There are also plenty of micro ATX or all-in-one fanless PCs with dual-NICs in a similar price range. Or dual-NIC Intel NUCs, as well (not fanless).
* standard install, strip down kernel to bare minimum, configure everything
* mount everything read only (/var memory backed)
* set kern.securelevel to 3 (to disallow raw writes to disks, modifications to the firewall or un-/loading of kernel modules)
* ignore the on-site admin when he begs for ssh access (because you of course disabled sshd)
The system was first rebooted in, IIRC, 2004 when I had to change the ppp-config after they changed providers.
Overall costs: about $100 for old hardware and about 1h of my time.
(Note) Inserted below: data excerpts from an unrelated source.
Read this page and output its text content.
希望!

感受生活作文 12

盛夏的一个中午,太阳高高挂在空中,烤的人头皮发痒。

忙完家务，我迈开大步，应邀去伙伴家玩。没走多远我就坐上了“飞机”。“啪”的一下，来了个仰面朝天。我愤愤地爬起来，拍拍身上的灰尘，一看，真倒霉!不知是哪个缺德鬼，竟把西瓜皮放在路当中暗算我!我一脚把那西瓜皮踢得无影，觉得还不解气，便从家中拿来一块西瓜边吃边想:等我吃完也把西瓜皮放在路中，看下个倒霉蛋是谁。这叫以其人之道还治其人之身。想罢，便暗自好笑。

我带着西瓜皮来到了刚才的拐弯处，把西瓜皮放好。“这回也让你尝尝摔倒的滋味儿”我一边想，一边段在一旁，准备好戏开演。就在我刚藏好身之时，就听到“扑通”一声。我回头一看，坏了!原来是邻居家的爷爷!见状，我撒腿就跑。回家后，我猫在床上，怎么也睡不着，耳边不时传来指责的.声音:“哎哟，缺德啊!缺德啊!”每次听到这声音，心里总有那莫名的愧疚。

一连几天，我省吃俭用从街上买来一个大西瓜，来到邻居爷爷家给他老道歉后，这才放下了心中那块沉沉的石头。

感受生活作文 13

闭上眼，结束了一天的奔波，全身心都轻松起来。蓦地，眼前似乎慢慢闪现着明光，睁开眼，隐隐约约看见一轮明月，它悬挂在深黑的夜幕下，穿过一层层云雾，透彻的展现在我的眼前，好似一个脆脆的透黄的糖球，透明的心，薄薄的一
eracks.com offers preinstalled obsd firewalls
Probably many others, but if you mean store bought consumer devices no idea but would be trivial to abstract away the OBSD complexity and offer secure remote updates if a company wanted. Why they don't, maybe it's cheaper or easier to find GNU/Linux engineers.
They really don't.
Thus the growth of systems like pfSense.
TL;DR: Resflash has some really useful features for real-world embedded use-cases.
Having done embedded development (industrial packet radios), having an embedded firmward loader and fail-safe ROM are definitely major pluses for less brickable products. The having two versions is a similar approach.
Also handy is a dev board w/ actual hardware watchdog and some industrial NVRAM.
How do I proceed about configuring Linux this way?